Some 25 sheep now call Windsor Wool Farm home. Many will live and die on the property, as Hannah specializes in the wool side of the industry. Recent years, however, have brought about a new interest: teaching.
“I think people have this Pollyanna view of farming, which is why there’s such a need for farming 101 style classes,” she says. “There’s such a growing interest in hobby farms, and many of the people moving to these places have no agriculture background or training. They want to do this more as a lifestyle than a business. That’s fine, but there’s still a need to educate those people about daily life on the farm.”
Hannah’s transition to teaching/consulting for sheep industry newbies began when she started selling sheep to other producers. She was quick to tell buyers to call with any questions, and consistently they took her up on the offer.

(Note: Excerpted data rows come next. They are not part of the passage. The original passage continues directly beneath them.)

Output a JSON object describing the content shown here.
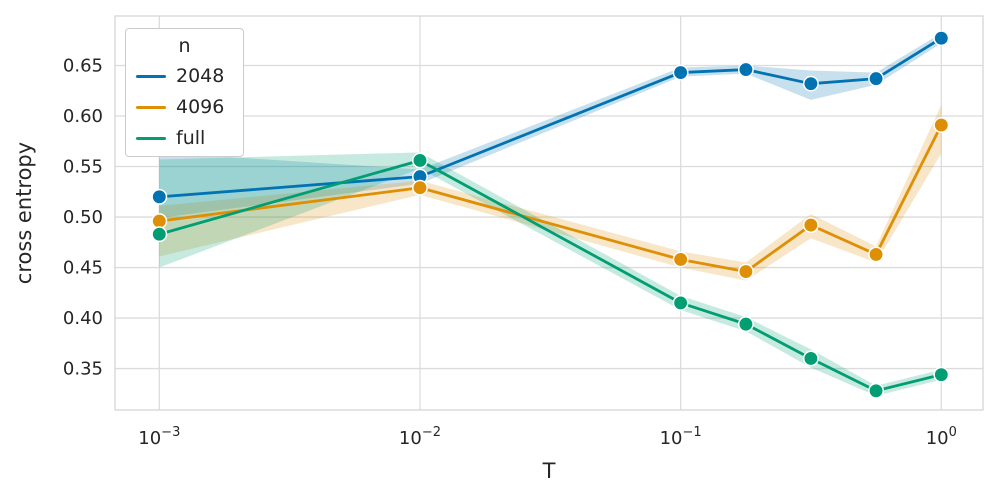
{
  "legend": {
    "title": "n"
  },
  "chart_data": {
    "type": "line",
    "title": "",
    "xlabel": "T",
    "ylabel": "cross entropy",
    "x_scale": "log",
    "grid": true,
    "legend_position": "upper left",
    "band_opacity": 0.22,
    "x": [
      0.001,
      0.01,
      0.1,
      0.178,
      0.316,
      0.562,
      1.0
    ],
    "series": [
      {
        "name": "2048",
        "color": "#0173b2",
        "values": [
          0.52,
          0.54,
          0.643,
          0.646,
          0.632,
          0.637,
          0.677
        ],
        "band_lo": [
          0.499,
          0.533,
          0.639,
          0.642,
          0.616,
          0.631,
          0.672
        ],
        "band_hi": [
          0.564,
          0.547,
          0.648,
          0.65,
          0.645,
          0.643,
          0.682
        ]
      },
      {
        "name": "4096",
        "color": "#de8f05",
        "values": [
          0.496,
          0.529,
          0.458,
          0.446,
          0.492,
          0.463,
          0.591
        ],
        "band_lo": [
          0.461,
          0.522,
          0.45,
          0.437,
          0.479,
          0.455,
          0.563
        ],
        "band_hi": [
          0.511,
          0.536,
          0.466,
          0.455,
          0.503,
          0.471,
          0.611
        ]
      },
      {
        "name": "full",
        "color": "#029e73",
        "values": [
          0.483,
          0.556,
          0.415,
          0.394,
          0.36,
          0.328,
          0.344
        ],
        "band_lo": [
          0.45,
          0.548,
          0.408,
          0.387,
          0.351,
          0.323,
          0.339
        ],
        "band_hi": [
          0.557,
          0.564,
          0.422,
          0.401,
          0.369,
          0.333,
          0.349
        ]
      }
    ],
    "xlim_log10": [
      -3.17,
      0.16
    ],
    "ylim": [
      0.309,
      0.699
    ],
    "xticks": [
      {
        "value": 0.001,
        "base": "10",
        "exp": "−3"
      },
      {
        "value": 0.01,
        "base": "10",
        "exp": "−2"
      },
      {
        "value": 0.1,
        "base": "10",
        "exp": "−1"
      },
      {
        "value": 1.0,
        "base": "10",
        "exp": "0"
      }
    ],
    "yticks": [
      0.35,
      0.4,
      0.45,
      0.5,
      0.55,
      0.6,
      0.65
    ],
    "colors": {
      "grid": "#dcdcdc",
      "spine": "#d5d5d5",
      "text": "#262626",
      "background": "#ffffff"
    }
  }
}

“A lot of my clients at the time were fiber artists just getting into this side of the wool industry, or beginning hobby farmers. I started making free farm consultation visits and a lot of it was because I wanted to make sure ‘my’ sheep were going to be taken care of. People said I didn’t sell sheep, I adopted them out. But I felt like it was important to be there after the sale.”

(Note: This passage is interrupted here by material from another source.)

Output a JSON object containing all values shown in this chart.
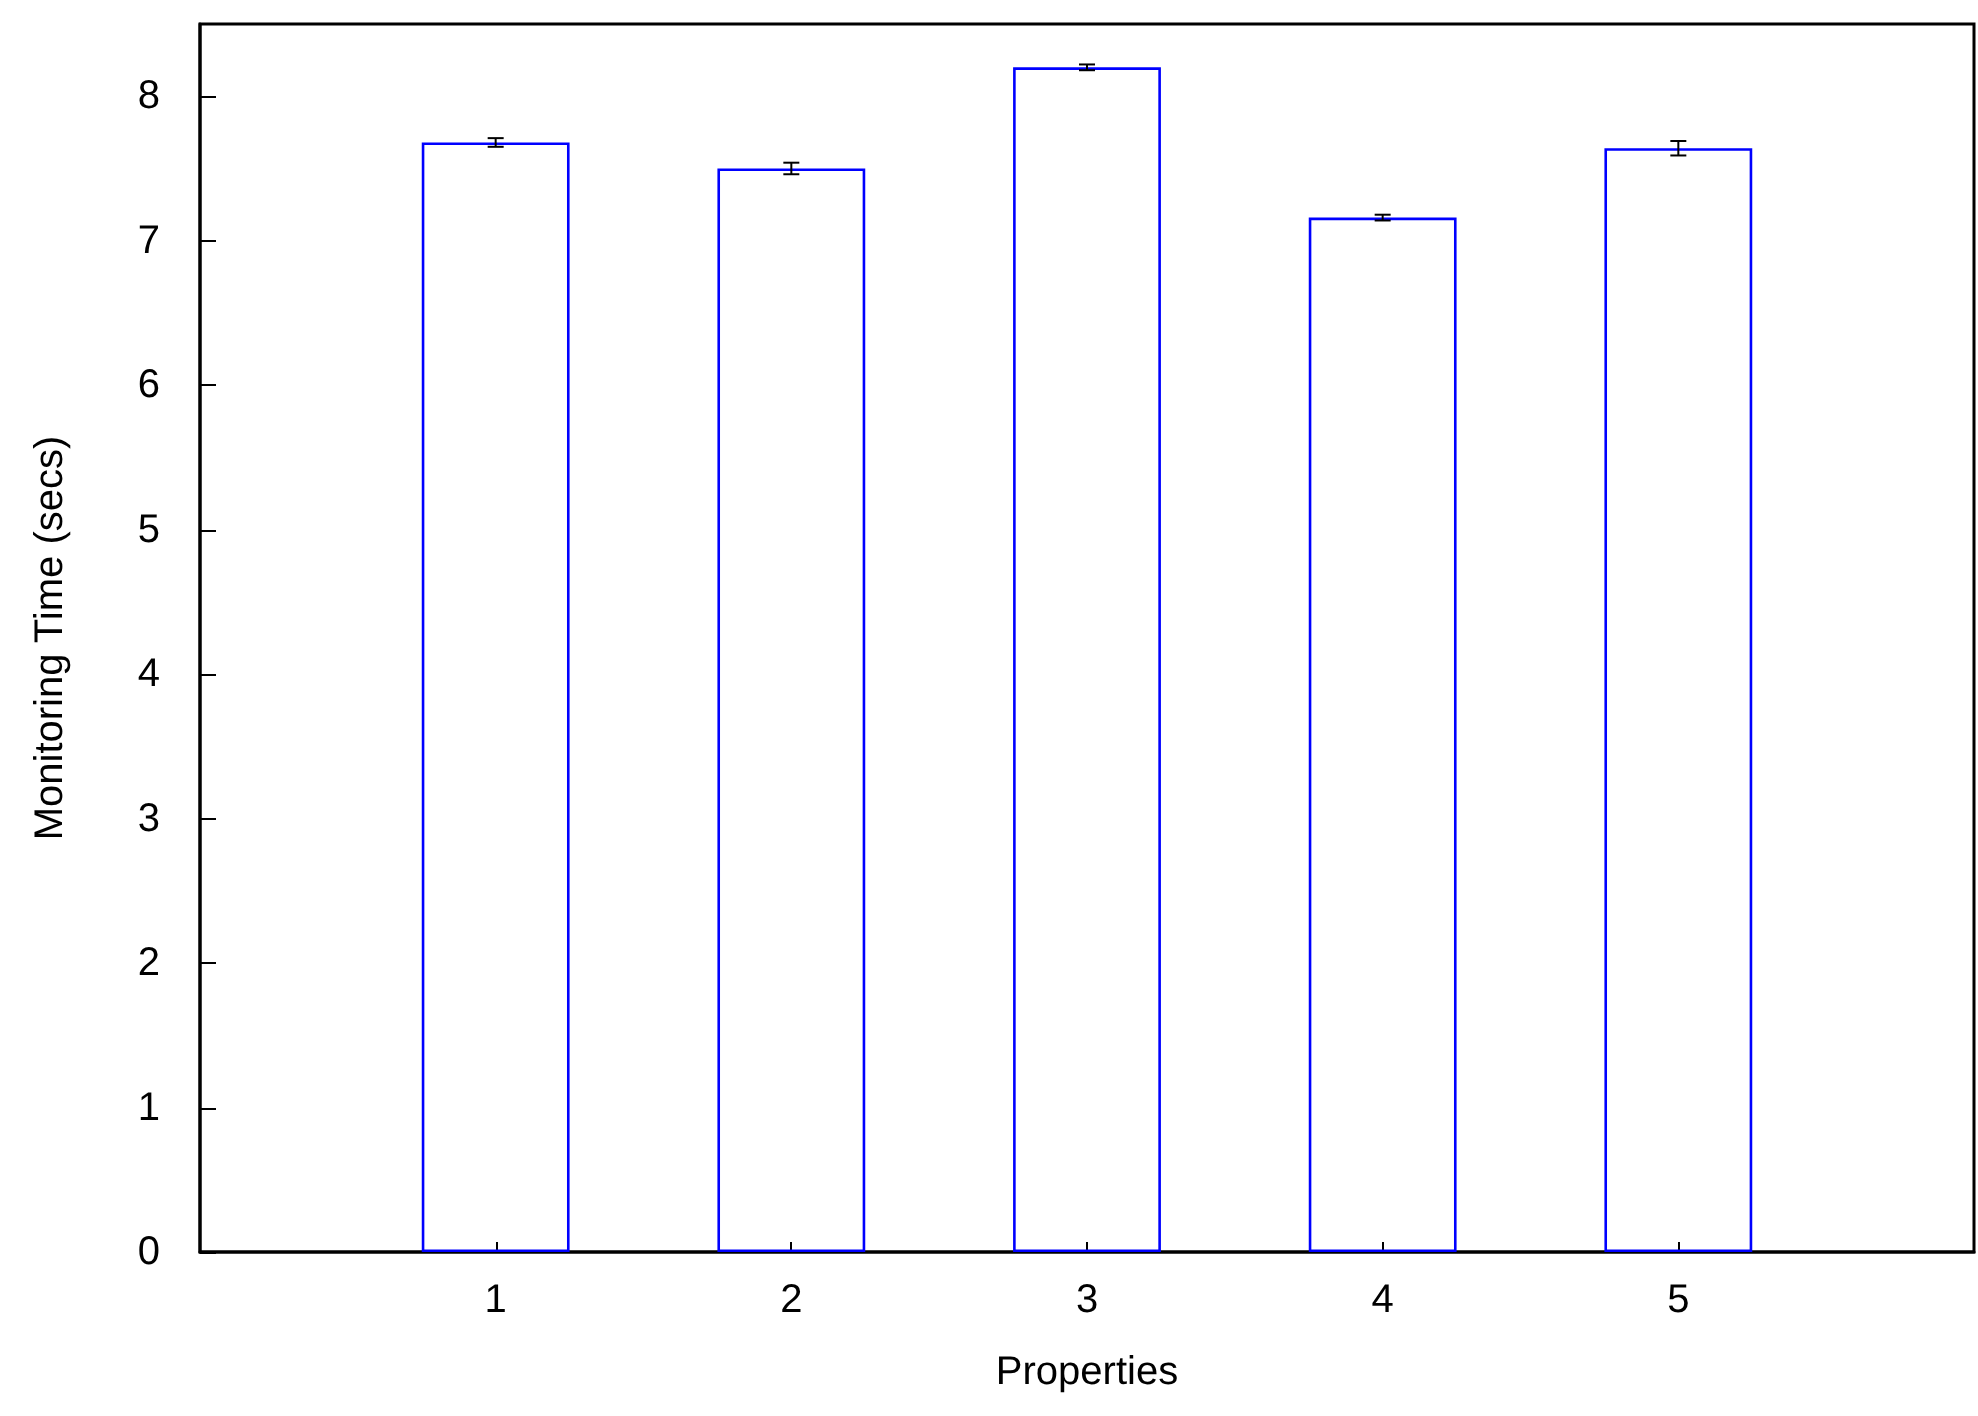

Early in her journey into the industry, Hannah found a similar mentor in Diana Anson (Alpine Acres). That relationship still exists today, and has provided a model for the way Hannah hopes to help others getting into the industry. Her teaching evolved into classes at sheep and goat gatherings within the state and now includes classes taught at her place in Windsor and individual consulting trips to prospective and existing farm operations.
“I felt the need to pay it forward,” she says. “The longer I’ve stayed in the industry, the more people began to ask my opinions on what they were doing with their own farms. It’s a part of my business that I’d like to grow in the years to come. I enjoy the opportunity to speak with new producers and to travel to their farms and help them create a plan for making their dreams come true.”

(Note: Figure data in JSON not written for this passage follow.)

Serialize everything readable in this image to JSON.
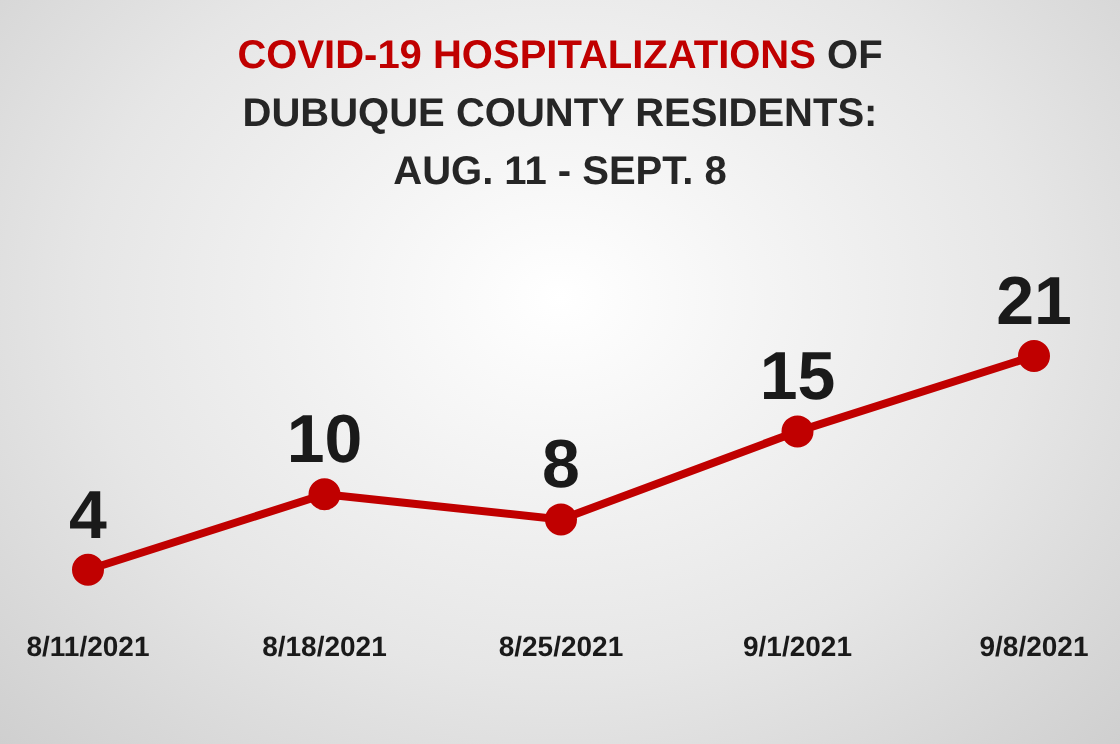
{
  "chart_data": {
    "type": "line",
    "title": "COVID-19 HOSPITALIZATIONS OF\nDUBUQUE COUNTY RESIDENTS:\nAUG. 11 - SEPT. 8",
    "categories": [
      "8/11/2021",
      "8/18/2021",
      "8/25/2021",
      "9/1/2021",
      "9/8/2021"
    ],
    "series": [
      {
        "color": "#c00000",
        "values": [
          4,
          10,
          8,
          15,
          21
        ]
      }
    ],
    "data_labels": true,
    "marker": "circle",
    "line_style": "solid",
    "tick_labels": "x"
  }
}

Generally Hannah’s classes and consultations begin with a worksheet that helps producers zero in on what they want and how they can get there.
Here are some general tips she offers:
• Start slow. Don’t buy 30 sheep right off the bat, unless you have the knowledge to do so.
“I always tell beginners to get three or four to start. After a few weeks, you might decide you don’t even like sheep. You can always buy more later.”
• Breed what you like.
“Diana told me this one time and it’s stuck with me. Ignore what everyone else says. Find what you like and do that.”
• Your grass and pastures will determine your stocking rate.
“People don’t pay attention to that. They might have too many sheep for the quality of pasture they have and then they’ll add a cow or horses on top of that. You have to understand what the land can support.”
• Work with the facilities you have.
“Not everyone can build that dream barn. Sometimes you have to work with what’s there, and there’s no shame in that.
• Make you mistakes on paper.
“I had a friend, Chet Roberts, who was a master builder and he used to tell me this. We make plenty of mistakes, but we try to make the big ones on paper and not in real life.”
• Where are you and where do you want to go?
“With my 101 class, I take people through this process. It’s beneficial for people to talk about this before they get started.”
• Find a mentor
“We all need a truth teller in our lives, someone who will tell you the good, the bad and the ugly about raising sheep and farming.”
• Investment should be tied to knowledge.
“If you don’t know a lot, you’re not allowed to invest a lot. As you gain knowledge, then you can start investing more money.”
Many small producers and new hobby farmers can feel isolated, intimidated or just not know where to go for information and guidance. Providing this type of information and mentoring can only help the industry as a whole.